If the Desfile de Llamadas is the anchor of your Uruguay trip, build the rest of your itinerary around its fixed dates rather than the other way around, and confirm the current year's schedule with an official source as early in your planning as possible. Montevideo accommodation, particularly in or near Ciudad Vieja, Barrio Sur, Palermo and Centro, tightens and prices up around the parade weekend specifically, on top of the general demand pressure of Uruguay's peak summer season — booking well ahead is worth prioritizing over almost any other logistical detail of the trip.

It's also worth pairing a Llamadas visit with some daytime exploration of the same neighborhoods on a quieter day — Barrio Sur and Palermo have their own everyday rhythm and history well worth experiencing outside the crowds and intensity of parade night, and seeing the streets calm gives useful context for the scale of what happens when the comparsas take them over.

Is the Llamadas worth building a trip around?

For travelers with any interest in live music, drumming, dance or Afro-Latin American cultural history, the answer is close to an unqualified yes — there's genuinely nothing else in Uruguay, and few events anywhere in South America, quite like watching dozens of drummers move past in formation through a neighborhood that has been doing exactly this for generations. It rewards travelers willing to plan tightly around a fixed date and stand for a long, crowded evening considerably more than it rewards a loose, spontaneous itinerary.

  • Good fit: music and dance enthusiasts, travelers interested in Afro-Uruguayan history and culture, anyone who has already read the candombe page and wants to see the tradition at its biggest annual scale.
  • Reconsider if: your dates are fixed and haven't been checked against the current year's official schedule, or standing for hours in a dense crowd isn't practical for your trip.
  • Pair it with: a daytime visit to Barrio Sur and Palermo on a quieter day, and — if the season allows — a Teatro de Verano murga night for the season's other flagship event.
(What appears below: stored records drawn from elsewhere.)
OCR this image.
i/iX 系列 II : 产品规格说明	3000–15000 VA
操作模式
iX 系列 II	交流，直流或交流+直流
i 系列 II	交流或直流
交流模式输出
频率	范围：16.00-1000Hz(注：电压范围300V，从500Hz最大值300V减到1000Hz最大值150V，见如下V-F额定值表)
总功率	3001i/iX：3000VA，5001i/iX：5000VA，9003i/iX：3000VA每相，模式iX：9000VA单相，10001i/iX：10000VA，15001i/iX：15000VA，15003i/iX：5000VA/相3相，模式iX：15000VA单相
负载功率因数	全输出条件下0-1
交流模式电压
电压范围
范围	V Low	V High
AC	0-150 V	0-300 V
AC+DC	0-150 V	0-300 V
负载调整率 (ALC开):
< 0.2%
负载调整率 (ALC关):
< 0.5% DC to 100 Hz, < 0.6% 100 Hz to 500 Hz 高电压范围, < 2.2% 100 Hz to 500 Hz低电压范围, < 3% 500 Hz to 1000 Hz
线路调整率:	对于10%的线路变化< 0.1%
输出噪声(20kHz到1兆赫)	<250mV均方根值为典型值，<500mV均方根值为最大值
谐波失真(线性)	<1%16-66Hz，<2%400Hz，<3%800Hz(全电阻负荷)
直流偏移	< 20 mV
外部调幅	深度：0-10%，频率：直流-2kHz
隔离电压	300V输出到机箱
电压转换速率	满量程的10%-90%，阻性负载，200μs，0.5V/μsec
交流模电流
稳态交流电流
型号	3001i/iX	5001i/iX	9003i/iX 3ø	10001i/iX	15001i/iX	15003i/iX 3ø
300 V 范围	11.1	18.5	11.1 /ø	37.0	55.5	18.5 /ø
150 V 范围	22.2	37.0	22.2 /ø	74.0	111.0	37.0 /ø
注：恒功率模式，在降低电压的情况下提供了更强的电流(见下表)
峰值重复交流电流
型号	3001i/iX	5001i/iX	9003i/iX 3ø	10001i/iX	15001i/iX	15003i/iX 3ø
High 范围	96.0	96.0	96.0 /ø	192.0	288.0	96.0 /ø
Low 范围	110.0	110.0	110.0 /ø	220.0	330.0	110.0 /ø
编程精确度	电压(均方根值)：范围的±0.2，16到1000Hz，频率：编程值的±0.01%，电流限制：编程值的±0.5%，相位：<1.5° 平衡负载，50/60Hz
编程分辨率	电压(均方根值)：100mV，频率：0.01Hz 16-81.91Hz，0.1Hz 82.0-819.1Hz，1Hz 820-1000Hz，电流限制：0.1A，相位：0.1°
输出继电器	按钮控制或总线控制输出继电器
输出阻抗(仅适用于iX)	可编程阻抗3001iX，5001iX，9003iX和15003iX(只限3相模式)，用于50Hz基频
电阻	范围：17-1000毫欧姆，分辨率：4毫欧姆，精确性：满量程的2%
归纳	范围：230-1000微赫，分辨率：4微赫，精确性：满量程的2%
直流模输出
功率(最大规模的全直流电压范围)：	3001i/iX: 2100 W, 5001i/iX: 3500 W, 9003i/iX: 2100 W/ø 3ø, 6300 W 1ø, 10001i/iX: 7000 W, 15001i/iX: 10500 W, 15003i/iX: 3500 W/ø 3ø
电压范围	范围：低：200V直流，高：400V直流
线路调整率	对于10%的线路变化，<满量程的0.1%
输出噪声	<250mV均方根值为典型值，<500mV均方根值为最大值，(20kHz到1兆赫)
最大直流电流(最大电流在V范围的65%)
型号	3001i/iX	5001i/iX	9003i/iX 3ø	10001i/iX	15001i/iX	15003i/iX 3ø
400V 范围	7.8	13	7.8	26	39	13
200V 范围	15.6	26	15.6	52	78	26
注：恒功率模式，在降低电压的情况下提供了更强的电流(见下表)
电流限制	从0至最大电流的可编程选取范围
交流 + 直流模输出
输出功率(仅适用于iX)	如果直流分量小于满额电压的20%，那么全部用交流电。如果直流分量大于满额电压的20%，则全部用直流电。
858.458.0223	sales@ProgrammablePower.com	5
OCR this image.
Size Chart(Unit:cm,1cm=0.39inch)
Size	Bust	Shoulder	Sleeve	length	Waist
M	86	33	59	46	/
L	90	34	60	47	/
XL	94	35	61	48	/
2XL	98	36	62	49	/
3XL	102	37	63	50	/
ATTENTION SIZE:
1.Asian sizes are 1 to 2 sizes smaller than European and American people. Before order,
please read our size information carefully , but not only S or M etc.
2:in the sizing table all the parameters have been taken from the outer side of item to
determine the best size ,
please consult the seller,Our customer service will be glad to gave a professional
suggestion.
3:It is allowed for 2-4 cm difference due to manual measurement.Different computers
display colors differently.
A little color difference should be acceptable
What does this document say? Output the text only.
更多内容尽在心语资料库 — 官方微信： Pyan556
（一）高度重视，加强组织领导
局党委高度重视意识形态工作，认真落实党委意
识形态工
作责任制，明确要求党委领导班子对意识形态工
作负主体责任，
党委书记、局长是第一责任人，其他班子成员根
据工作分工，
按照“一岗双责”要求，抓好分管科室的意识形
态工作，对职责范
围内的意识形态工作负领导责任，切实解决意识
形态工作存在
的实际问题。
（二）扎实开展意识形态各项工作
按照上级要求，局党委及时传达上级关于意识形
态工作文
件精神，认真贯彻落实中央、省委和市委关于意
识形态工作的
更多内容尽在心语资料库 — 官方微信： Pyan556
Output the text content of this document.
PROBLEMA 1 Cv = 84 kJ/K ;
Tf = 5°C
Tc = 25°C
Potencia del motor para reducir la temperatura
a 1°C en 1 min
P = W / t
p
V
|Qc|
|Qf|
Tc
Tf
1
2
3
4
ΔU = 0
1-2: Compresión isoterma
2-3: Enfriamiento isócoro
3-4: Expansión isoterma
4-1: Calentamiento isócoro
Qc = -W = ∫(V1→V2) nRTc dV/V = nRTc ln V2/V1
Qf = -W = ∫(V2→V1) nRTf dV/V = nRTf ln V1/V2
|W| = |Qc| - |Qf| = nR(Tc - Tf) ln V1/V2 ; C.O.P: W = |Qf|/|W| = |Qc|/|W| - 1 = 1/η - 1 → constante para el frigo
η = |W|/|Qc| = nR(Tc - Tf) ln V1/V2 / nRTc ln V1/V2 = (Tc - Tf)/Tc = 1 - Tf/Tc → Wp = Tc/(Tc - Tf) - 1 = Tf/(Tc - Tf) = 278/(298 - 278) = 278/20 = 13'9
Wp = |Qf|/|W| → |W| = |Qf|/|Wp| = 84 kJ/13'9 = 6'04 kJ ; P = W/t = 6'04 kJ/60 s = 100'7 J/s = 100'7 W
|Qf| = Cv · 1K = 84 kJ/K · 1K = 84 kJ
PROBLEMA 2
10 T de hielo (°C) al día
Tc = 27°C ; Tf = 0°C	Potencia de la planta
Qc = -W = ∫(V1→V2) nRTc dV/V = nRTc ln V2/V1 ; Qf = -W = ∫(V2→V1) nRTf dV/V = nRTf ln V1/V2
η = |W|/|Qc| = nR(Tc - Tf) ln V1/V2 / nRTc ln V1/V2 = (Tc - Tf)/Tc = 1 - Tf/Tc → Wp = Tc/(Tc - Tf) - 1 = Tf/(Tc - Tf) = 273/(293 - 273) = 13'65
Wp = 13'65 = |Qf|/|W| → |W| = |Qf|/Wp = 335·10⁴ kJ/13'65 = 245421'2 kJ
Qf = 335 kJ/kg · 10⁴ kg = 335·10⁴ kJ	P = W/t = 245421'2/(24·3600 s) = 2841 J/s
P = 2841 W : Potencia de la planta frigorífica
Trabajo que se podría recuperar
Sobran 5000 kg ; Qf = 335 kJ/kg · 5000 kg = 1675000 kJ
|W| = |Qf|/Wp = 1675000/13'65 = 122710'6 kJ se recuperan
Desfile de Llamadas at a glance

What it is
A candombe drumming parade through Barrio Sur and Palermo, Montevideo
Performed by
Comparsas — drum ensembles (cuerdas de tambores), dancers and standard-bearers
Core instruments
Chico, repique and piano drums, played in interlocking rhythms
Timing
Within Carnival season, most often February — verify current-year dates
Where it sits
Widely considered the season's single most attended event
Guide notes· Last reviewed

We keep big-picture advice stable (routes, neighborhoods, pacing). For time-sensitive details like opening hours or ticket rules, double-check official sources close to your travel dates.